Ren-Min Ma and his team at Peking University have cracked a problem that has frustrated physicists for decades: how to squeeze light into spaces far smaller than its own wavelength. Their solution, unveiled in 2024, doesn't rely on the metals that have dominated photonics research—and that's precisely what makes it revolutionary.
For years, confining light has seemed governed by an immutable law of physics. The uncertainty principle dictates that visible and near-infrared light cannot be squeezed into spaces smaller than about one-thousandth the size of the wavelengths used in electronic circuits. Previous researchers turned to plasmonics, using metals to trap light below its wavelength, but metals generate crippling heat through energy dissipation. That thermal loss has been a fundamental barrier to creating compact, scalable photonic devices.
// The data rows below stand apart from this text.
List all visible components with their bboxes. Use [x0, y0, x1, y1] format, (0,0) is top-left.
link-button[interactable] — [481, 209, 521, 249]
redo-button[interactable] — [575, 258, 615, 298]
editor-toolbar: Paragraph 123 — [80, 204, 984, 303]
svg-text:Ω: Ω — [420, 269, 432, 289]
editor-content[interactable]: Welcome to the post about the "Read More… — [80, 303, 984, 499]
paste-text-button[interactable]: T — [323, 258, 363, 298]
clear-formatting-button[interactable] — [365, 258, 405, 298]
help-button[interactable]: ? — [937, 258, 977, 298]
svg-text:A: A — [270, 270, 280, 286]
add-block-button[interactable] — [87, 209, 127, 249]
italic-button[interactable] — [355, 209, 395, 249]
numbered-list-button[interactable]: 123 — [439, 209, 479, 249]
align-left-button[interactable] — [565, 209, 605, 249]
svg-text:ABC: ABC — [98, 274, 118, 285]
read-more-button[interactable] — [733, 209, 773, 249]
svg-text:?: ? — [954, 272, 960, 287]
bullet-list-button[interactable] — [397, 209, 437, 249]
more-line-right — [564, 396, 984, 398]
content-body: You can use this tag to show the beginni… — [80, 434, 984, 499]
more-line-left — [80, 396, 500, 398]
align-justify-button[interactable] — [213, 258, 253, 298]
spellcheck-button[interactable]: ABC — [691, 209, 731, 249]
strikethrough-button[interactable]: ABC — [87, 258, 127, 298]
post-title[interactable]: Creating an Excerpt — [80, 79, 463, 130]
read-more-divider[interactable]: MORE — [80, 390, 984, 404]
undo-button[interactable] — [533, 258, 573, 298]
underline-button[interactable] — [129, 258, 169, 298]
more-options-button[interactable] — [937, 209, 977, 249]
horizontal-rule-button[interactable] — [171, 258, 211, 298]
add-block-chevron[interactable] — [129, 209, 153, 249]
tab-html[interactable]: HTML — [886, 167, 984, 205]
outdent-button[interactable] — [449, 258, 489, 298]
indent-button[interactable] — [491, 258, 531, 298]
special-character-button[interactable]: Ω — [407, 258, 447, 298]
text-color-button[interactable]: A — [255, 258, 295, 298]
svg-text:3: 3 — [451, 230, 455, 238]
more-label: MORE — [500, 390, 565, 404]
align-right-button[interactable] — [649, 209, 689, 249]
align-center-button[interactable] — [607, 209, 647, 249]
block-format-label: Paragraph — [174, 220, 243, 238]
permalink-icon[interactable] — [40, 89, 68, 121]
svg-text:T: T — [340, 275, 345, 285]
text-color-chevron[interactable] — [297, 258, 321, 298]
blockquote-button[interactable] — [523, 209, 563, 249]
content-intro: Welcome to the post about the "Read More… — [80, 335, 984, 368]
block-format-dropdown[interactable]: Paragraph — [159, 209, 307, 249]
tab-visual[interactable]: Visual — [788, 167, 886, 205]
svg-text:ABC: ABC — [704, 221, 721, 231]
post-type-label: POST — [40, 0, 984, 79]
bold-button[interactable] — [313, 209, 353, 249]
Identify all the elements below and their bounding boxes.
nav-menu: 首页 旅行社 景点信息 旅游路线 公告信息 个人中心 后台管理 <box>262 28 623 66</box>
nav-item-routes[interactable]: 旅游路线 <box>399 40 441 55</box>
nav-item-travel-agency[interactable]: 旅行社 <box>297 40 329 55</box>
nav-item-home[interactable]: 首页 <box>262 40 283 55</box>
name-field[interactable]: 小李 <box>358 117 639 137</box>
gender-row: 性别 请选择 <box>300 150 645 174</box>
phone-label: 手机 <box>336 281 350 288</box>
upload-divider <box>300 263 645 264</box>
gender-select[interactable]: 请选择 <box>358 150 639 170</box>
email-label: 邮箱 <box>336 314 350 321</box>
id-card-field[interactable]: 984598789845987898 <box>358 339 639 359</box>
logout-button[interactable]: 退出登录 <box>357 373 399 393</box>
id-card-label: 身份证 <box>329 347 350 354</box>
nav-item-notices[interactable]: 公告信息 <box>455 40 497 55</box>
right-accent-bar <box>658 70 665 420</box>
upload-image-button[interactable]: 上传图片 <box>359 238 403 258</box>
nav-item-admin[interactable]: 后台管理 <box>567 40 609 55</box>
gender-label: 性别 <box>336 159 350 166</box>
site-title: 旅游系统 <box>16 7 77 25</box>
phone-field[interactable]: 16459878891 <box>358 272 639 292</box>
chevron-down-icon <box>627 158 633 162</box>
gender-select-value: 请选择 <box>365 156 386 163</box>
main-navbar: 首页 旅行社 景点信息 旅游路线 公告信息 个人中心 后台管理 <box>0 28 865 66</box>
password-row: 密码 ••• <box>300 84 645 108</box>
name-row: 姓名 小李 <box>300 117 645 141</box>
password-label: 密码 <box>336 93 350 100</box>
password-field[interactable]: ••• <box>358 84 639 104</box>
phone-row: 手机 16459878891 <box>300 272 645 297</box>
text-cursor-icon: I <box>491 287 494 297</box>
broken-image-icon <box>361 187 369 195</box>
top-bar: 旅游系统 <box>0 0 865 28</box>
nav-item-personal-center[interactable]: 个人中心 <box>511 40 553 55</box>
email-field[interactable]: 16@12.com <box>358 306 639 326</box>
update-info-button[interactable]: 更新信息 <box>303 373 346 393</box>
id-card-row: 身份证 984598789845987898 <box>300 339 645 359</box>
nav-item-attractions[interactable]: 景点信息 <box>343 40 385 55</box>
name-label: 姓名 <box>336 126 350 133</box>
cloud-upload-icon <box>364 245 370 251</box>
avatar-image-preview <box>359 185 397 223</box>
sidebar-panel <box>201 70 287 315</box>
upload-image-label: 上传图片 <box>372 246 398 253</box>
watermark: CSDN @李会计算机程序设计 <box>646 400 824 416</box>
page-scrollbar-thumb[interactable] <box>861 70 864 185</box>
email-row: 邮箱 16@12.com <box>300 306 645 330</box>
Ma's breakthrough centers on something called the singular dispersion equation, a theoretical framework showing that lossless dielectric materials—substances that respond to electric fields without absorbing energy—can confine light to extraordinarily small scales. The team's recent paper in eLight explains how this works through an entirely new class of electromagnetic modes they've named "narwhal-shaped wavefunctions." The name captures something essential about their structure: near a singularity point, the electromagnetic field experiences dramatic power-law enhancement, concentrating light intensely. At larger distances, the field rapidly fades through exponential decay. Together, these two behaviors trap light in spaces that would be impossible using conventional physics.
To prove the concept, the researchers built a three-dimensional singular dielectric resonator and used near-field scanning measurements to directly observe the narwhal-shaped wavefunctions in action. Their observations confirmed the predicted power-law growth close to the singularity and the exponential decay farther away. The system achieved what they call an ultrasmall mode volume of just 5 × 10⁻⁷ λ³—a level of light confinement that represents a dramatic departure from what physics textbooks said was possible.
But the practical applications extend beyond fundamental science. The team used these extreme electromagnetic fields to develop a singular optical microscope, a new near-field scanning technique that generates highly localized fields from the eigenmodes of singular dielectric cavities. Tiny changes in nearby structures cause measurable shifts in resonance, allowing the microscope to detect extraordinarily fine details. The researchers demonstrated unprecedented spatial resolution of λ/1000—one-thousandth of a wavelength—and successfully imaged deep-subwavelength patterns, including the letters "PKU" and "SFM."
This discovery has given birth to what Ma's team calls "singulonics," a new nanophotonic framework focused on controlling and confining light far below conventional limits without energy dissipation. The implications reach across multiple fields. Ultra-efficient information processing technologies could emerge. Quantum optics could unlock new possibilities. Super-resolution imaging could expand far beyond current capabilities. And none of it relies on the heat-generating metals that have limited previous approaches.
The breakthrough marks a moment where theory, experiment, and application align—where a clever insight into how light behaves in materials without traditional energy losses opens entirely new directions for technology. For decades, physicists accepted that shrinking photonic devices would always be harder than shrinking electronic ones. Now, that assumption has shifted.